# Input Discrete Data along with

How to input discrete random Variable.

I am doing Sobol sensitivity Analysis for a data set having four input Variable and one Output. Three Input Variable are continuous following a Log normal distribution. The Fourth Variable is a discrete Random Variable. following a uniform distribution. How can such input data set can be called into the uqlab.

Hi @Sunny123,

Welcome to UQWorld, and thanks for creating this post.

So far, UQLab does not support discrete random variables, but we are working on it now, which will be included in a future version.

Nevertheless, if you have a computational model, you can still use the sampling-based method to calculate the Sobol’ indices (see Section 2.1.8 of the manual for more details). To this end, you should define your fourth random variable as a uniform random variable, and convert it to the target discrete random variable inside your model.

If you only have data, and the discrete variable has only a few possible outcomes, you can build a surrogate with the data that share the same outcome/label of the discrete variable. Then, you can follow the definition of Sobol’ indices to calculate the them. For example, suppose that your discrete variable X_4 is a Bernoulli random variable that can only take the value 0 or 1 with probability 0.5 for each. Denote that Y=f(X_1,X_2,X_3,X_4) your computational model. Then, you can build a surrogate model \hat{f}_0(X_1,X_2,X_3) with the data having X_4=0 and a second surrogate \hat{f}_1(X_1,X_2,X_3) for X_4=1. Then, following the definition, the first-order and total Sobol’ indices are given by

S_i = \frac{\mathbb{V}\left( \mathbb{E}\left(Y\mid X_i\right)\right)}{\mathbb{V}(Y)}, \quad S^T_i = 1-\frac{\mathbb{V}\left( \mathbb{E}\left(Y\mid X_{\sim i}\right)\right)}{\mathbb{V}(Y)}.

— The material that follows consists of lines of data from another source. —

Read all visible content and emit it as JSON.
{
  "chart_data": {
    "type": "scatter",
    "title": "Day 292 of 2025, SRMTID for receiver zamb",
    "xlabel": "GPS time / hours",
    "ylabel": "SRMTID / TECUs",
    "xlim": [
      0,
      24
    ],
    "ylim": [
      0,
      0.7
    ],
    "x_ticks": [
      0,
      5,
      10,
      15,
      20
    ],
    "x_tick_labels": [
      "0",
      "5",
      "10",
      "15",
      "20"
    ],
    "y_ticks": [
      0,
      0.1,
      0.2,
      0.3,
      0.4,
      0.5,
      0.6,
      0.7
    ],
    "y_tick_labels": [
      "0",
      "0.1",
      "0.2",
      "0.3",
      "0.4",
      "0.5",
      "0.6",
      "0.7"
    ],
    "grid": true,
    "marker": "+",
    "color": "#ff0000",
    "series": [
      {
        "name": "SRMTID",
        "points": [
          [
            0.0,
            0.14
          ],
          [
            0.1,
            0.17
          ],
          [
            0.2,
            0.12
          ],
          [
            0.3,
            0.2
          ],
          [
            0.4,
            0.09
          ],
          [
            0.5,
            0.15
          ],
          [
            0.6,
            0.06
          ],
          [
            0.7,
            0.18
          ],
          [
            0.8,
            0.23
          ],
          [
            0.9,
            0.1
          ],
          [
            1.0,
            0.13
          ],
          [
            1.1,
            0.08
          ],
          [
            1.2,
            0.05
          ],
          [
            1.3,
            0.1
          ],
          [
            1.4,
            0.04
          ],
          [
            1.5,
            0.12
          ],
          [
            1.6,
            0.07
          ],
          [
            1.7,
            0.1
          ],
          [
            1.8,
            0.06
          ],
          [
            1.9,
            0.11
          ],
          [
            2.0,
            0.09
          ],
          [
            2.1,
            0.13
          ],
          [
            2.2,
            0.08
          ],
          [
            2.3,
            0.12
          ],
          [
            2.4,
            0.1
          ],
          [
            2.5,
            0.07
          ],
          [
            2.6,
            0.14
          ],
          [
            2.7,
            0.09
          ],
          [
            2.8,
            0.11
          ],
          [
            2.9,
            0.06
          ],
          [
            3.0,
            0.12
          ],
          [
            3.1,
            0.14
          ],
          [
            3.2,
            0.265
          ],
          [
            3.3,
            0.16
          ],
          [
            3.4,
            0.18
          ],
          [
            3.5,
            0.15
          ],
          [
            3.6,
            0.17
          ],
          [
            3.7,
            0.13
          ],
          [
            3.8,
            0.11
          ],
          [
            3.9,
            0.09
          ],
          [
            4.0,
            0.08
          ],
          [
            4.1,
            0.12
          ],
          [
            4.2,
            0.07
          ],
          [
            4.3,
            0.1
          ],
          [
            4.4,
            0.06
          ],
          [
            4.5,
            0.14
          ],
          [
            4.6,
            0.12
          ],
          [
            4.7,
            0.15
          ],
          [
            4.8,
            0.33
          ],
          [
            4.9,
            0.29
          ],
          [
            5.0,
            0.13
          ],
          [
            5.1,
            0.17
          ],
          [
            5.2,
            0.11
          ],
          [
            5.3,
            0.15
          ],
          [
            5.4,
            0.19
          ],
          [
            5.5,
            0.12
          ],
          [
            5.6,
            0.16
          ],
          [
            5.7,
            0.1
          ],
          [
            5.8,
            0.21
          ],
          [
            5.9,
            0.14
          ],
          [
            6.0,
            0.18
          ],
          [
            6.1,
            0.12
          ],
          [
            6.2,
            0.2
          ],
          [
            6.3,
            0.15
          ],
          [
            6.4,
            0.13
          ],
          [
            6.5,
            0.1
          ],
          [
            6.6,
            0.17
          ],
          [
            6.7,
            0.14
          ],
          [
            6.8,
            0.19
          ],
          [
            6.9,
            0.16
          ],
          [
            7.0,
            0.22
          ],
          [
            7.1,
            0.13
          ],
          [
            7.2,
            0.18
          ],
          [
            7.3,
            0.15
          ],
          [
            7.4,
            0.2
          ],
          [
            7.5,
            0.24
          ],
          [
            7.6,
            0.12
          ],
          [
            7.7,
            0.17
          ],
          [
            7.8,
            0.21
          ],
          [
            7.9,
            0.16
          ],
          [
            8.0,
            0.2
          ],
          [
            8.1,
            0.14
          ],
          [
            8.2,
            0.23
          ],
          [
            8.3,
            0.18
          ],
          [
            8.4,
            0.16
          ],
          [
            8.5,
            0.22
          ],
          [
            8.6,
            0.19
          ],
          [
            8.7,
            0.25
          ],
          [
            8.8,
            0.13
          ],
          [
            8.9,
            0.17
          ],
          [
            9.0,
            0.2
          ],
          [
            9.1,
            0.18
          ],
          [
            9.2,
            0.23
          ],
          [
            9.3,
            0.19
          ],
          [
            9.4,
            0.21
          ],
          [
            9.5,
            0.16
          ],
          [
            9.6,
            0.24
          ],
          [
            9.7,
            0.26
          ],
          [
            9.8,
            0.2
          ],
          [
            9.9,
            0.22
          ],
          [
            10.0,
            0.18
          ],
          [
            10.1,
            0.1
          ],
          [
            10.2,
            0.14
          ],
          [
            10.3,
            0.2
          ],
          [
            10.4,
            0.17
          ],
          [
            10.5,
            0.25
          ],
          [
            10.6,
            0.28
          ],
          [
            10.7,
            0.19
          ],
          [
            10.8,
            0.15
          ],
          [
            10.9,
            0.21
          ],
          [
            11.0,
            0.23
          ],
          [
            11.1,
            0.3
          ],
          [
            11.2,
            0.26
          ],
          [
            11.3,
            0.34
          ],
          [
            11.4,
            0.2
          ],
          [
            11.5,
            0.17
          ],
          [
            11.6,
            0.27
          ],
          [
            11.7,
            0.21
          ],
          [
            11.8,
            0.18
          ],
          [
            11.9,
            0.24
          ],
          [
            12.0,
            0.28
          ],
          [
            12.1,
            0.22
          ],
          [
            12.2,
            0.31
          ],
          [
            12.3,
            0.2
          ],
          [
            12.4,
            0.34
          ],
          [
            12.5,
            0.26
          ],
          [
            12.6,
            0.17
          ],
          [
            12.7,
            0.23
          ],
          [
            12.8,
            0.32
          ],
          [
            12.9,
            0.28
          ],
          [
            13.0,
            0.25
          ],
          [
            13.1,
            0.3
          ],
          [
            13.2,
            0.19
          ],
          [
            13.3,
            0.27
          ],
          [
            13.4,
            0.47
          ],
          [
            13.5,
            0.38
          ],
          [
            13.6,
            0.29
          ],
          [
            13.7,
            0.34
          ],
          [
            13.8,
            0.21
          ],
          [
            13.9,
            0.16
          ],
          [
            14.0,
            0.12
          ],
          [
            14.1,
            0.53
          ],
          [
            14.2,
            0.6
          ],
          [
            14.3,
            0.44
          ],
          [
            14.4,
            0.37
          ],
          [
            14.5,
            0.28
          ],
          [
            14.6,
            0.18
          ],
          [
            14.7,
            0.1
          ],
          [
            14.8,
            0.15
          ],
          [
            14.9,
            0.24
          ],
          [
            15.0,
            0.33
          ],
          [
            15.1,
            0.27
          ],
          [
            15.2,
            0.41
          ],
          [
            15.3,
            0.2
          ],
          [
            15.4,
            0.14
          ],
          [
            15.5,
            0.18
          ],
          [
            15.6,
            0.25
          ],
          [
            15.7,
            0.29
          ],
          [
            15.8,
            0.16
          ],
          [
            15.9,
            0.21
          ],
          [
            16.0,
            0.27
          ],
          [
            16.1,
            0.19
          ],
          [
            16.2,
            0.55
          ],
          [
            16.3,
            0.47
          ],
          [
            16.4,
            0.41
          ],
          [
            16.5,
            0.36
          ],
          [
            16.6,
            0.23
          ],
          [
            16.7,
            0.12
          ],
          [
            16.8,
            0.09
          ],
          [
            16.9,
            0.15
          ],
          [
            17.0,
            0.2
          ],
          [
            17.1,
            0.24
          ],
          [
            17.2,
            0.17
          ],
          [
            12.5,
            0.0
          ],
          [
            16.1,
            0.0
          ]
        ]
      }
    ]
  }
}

All the quantities in the equation above can be calculated by performing Monte-Carlo simulation on your two surrogate models: if a sample has X_4=0, \hat{f}_0 will be called. Otherwise, \hat{f}_1 will be used. In a more practical way, you can define a new model with X_4 following a uniform distribution between 0 and 1:

\hat{f}(x_1,x_2,x_3,x_4) = \begin{cases} &\hat{f}_0(x_1,x_2,x_3) \quad \text{if } 0\leq x_4<0.5\\ &\hat{f}_1(x_1,x_2,x_3) \quad \text{if } 0.5\leq x_4 \leq 1 \end{cases}.

Then, you can use samping-based method (see Section 2.1.8 of the manual for more details) to calculate the Sobol’ indices for \hat{f}(X_1,X_2,X_3,X_4), which would be estimates of the Sobol’ indices of the original model f.